I raised my eyebrows upon reading about the propose law. Obviously I am not in favor of such law to be implemented through the internet. Such law can not solve the cases of anonymity because people will and can find a way to hide their real identity just like what you’ve said on using different email addresses.

It is interesting the proposed change, I would agree with you there Allen. If you don’t like it, I suggest you object!

Thanks for your remarks Allen, welcome to the blogs community 🙂
Christopher – Admin Team

anonymity will continue until someone posts a comment that someone else does not like, it will then have to be removed whether it is justified or not. Quality comments present no problem, but criticism does.

As the online blogger community is at its all time high and will only increase in the future, the idea of anonymous blogging will soon meet its inevitable end.
An anonymous person has something to hide, which makes others a little uncomfortable.
To make everyone feel safe, there will be better verification techniques, more interaction and who knows, maybe audio blogging will be introduced in the future.

It will be interesting to see how blogging evolves, and better verification techniques can only be a good thing, but I do think that there are cases when not having to identify yourself leads to more openness. The police take anonymous tip offs because they know the advantages.

I understand that our governments want to (allegedly) safeguard people by trying to enact laws and regulations about the internet and blogging, I’m sure you’re familiar with the SOPA and Protect IP laws that some politicians are trying to put into effect. Luckily so many people are outraged I think (I hope) it does not go pass.

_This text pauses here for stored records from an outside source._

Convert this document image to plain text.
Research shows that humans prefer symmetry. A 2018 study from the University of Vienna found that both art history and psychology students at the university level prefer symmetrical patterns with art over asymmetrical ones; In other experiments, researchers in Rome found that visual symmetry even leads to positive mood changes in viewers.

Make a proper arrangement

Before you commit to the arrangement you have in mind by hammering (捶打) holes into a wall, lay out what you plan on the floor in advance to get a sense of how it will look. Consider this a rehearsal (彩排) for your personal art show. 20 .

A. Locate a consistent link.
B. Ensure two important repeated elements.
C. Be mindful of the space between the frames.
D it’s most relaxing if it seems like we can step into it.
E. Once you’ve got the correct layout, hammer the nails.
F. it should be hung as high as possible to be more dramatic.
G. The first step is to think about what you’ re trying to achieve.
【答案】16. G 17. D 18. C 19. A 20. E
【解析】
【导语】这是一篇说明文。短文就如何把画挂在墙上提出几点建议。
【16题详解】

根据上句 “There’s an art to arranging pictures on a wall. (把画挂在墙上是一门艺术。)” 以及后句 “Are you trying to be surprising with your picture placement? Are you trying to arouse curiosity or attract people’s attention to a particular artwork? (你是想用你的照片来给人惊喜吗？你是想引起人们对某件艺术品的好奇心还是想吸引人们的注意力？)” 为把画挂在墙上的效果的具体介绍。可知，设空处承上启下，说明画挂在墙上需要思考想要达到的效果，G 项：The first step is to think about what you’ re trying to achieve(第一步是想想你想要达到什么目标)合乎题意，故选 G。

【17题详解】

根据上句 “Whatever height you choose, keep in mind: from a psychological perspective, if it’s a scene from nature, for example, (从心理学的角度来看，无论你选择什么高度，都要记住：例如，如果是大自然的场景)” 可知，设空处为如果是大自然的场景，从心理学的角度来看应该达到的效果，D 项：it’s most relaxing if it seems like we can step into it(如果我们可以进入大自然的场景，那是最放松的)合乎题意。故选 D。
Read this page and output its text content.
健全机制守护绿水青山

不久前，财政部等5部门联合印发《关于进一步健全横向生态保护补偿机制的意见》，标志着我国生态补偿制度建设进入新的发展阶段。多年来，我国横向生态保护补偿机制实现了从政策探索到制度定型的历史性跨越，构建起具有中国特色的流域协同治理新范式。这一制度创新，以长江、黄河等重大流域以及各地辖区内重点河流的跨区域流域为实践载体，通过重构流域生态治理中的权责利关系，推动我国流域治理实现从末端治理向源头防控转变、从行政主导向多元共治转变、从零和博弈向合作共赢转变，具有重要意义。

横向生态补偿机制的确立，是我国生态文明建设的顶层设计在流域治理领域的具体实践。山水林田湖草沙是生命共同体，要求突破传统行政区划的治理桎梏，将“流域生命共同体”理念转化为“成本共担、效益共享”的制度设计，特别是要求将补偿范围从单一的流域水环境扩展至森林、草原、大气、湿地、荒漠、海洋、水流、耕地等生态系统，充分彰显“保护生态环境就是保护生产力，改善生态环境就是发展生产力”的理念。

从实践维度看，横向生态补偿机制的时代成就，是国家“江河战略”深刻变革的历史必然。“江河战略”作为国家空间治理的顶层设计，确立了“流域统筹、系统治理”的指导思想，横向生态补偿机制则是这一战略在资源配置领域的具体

I feel (as do many people in the US) that this would be a HUGE infringement on our rights.

It is the old argument of internet good internet bad at stake here. Good for democracy (sometimes if we think about the events in the Arab world) but bad for big business (think about complaints from the music and film industries etc). The government will try to legislate, because legislate is all they can do, and infringing human rights (as determined by non lawyers) does not seem to present any problem nowadays (my interpretation of course).